Alors que le Gouvernement mettait en avant, à travers le rapport UZAN sur la recertification des médecins, la nécessité d’une formation médicale accrue tout au long de la vie professionnelle, « il décide dans le même temps de fermer l’accès des médecins libéraux au DPC, l’enveloppe financière étant soi-disant épuisée », dénonce la Confédération des syndicats médicaux français (CSMF). Le syndicat « s’étonne de cet argument puisque les médecins libéraux ont sous-utilisé l’enveloppe 2017 à hauteur de 6 millions d’euros et que les réserves de l’Agence nationale du DPC atteignent 14 millions d’euros », et demande pourquoi une partie de ces fonds disponibles n’a pas été mobilisée.

« On voudrait tuer dans l’œuf la certification et l’engagement des médecins qu’on ne s’y prendrait pas autrement ! » indique la CSMF qui dénonce « l’incohérence des choix gouvernementaux ».

Lire le communiqué
  Recertification : le SML salue un rapport équilibré et réclame des moyens pour la formation
Le Syndicat des médecins libéraux (SML) voit dans les préconisations de la mission UZAN un rapport équilibré et se félicite que les craintes des médecins de voir se mettre en place un système coercitif aient été entendues. Le dispositif envisagé est un dispositif de promotion et de valorisation.

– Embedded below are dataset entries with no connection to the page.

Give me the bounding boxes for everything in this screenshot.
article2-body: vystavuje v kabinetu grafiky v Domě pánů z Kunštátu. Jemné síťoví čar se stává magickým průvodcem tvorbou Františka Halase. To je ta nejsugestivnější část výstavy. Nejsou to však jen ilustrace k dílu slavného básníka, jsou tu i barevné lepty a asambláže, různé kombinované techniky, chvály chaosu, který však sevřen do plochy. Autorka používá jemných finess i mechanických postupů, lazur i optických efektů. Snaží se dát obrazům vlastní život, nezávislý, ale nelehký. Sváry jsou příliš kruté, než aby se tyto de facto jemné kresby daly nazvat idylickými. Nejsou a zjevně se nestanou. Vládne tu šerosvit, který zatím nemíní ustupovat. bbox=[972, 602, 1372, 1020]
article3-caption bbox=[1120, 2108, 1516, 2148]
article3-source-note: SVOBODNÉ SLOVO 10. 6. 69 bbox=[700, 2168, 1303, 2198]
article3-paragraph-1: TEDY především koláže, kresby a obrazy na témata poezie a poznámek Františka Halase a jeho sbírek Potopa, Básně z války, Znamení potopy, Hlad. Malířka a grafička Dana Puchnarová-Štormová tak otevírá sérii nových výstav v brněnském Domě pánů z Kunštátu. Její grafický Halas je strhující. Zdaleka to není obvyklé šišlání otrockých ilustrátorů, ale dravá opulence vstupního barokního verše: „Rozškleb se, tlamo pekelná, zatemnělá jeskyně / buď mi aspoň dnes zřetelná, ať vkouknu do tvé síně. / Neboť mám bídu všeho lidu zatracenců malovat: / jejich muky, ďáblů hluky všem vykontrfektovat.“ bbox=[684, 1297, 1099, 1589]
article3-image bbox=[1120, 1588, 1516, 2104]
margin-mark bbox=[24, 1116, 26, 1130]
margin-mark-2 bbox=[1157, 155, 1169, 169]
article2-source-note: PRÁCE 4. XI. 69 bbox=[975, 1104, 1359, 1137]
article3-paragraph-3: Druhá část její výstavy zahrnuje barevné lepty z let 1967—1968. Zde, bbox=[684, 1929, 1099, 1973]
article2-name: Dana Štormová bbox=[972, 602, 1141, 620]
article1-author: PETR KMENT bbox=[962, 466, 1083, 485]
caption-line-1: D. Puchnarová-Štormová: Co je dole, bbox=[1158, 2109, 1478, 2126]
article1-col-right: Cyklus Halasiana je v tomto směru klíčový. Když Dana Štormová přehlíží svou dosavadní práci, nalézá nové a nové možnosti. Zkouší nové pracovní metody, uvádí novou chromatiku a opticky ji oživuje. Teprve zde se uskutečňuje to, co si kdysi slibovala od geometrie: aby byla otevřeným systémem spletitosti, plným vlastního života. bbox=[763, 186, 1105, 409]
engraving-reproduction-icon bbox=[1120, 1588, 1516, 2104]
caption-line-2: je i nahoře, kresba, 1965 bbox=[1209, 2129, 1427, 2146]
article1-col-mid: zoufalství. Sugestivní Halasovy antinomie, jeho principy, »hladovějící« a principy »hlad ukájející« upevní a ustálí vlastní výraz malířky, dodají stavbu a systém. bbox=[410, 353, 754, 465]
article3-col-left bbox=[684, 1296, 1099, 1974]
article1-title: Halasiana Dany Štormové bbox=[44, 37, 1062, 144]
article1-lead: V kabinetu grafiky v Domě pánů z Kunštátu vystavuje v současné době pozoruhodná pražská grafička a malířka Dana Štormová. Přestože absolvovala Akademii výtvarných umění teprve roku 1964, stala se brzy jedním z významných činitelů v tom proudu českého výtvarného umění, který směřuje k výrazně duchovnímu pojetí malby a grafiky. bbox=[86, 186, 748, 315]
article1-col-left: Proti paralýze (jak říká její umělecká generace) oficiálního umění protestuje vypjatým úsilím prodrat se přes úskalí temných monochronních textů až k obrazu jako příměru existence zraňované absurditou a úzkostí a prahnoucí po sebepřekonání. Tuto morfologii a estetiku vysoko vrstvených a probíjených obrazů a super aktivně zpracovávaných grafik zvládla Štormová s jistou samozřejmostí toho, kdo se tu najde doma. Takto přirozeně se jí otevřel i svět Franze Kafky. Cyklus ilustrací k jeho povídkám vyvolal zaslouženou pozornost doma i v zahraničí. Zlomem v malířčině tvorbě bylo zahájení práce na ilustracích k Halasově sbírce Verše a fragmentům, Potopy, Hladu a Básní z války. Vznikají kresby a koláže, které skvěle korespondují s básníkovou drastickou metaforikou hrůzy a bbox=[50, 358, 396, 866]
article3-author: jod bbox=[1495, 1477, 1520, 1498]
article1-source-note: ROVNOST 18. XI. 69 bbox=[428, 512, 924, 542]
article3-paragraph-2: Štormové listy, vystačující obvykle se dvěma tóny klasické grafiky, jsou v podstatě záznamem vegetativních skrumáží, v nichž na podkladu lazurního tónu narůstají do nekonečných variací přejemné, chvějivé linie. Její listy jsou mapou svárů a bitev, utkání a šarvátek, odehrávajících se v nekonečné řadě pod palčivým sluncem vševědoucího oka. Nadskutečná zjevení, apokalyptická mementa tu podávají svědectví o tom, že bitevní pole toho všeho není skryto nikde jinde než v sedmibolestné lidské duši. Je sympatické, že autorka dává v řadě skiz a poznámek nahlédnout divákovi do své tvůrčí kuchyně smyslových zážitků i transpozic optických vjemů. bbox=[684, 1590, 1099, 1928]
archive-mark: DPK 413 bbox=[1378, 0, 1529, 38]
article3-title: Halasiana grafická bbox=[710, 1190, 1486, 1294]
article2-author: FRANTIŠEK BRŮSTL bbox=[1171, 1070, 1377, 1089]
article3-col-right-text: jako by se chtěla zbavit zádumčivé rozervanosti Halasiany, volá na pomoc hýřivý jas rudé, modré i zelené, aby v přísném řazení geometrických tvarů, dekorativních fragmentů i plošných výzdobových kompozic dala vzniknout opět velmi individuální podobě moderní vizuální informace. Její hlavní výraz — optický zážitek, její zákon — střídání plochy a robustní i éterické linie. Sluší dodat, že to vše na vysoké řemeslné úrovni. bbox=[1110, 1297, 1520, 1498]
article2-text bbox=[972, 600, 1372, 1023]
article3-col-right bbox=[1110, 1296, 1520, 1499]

Mais l’objectif ambitieux d’une certification et valorisation tous les six ans exige qu’un effort considérable soit engagé sur la formation continue des médecins, dont le DPC est l’une des composantes, pour faire entrer la France dans les standards européens. Le SML partage l’ambition d’élever le nombre de jours de formation continue de 15 à 30 jours par an « à condition que les moyens soient au rendez-vous ». À cet égard, le Syndicat réclame une réforme pour « déboucher sur un dispositif de formation continue et de DPC financés et indemnisés sur fonds publics ».

Voir le communiqué du SML
  La FSPF estime que les officines perdront 100 millions d’euros en 2018
La Fédération des syndicats pharmaceutiques de France (FSPF) a fait ses comptes à partir des chiffres portant sur les 9 premiers mois de 2018 publiés par IQVIA (Pharmastat). Ces derniers montrent que les officines ont subi 91 millions d’euros de manque à gagner sur les 9 mois de 2018… « Malgré l’investissement annoncé par l’Assurance maladie de 70 millions d’euros en année pleine, soit 54 millions d’euros pour les 9 premiers mois de 2018, on constate à fin septembre une perte de 36,8 millions d’euros, soit un manque à gagner de près de 100 millions d’euros sur 2018 » estime le syndicat, conformément à ses prévisions. La FSPF a alerté l’État sur l’évolution des paramètres de la rémunération pour 2019 et 2020, lesquels ont tous été retenus à la baisse.

La FSPF appelle les Pouvoirs publics à publier rapidement l’arrêté de marge pour 2019 et 2020 afin de ne pas subir à nouveau les dysfonctionnements de 2018 (refus de paiement dus à la base des prix des médicaments non à jour).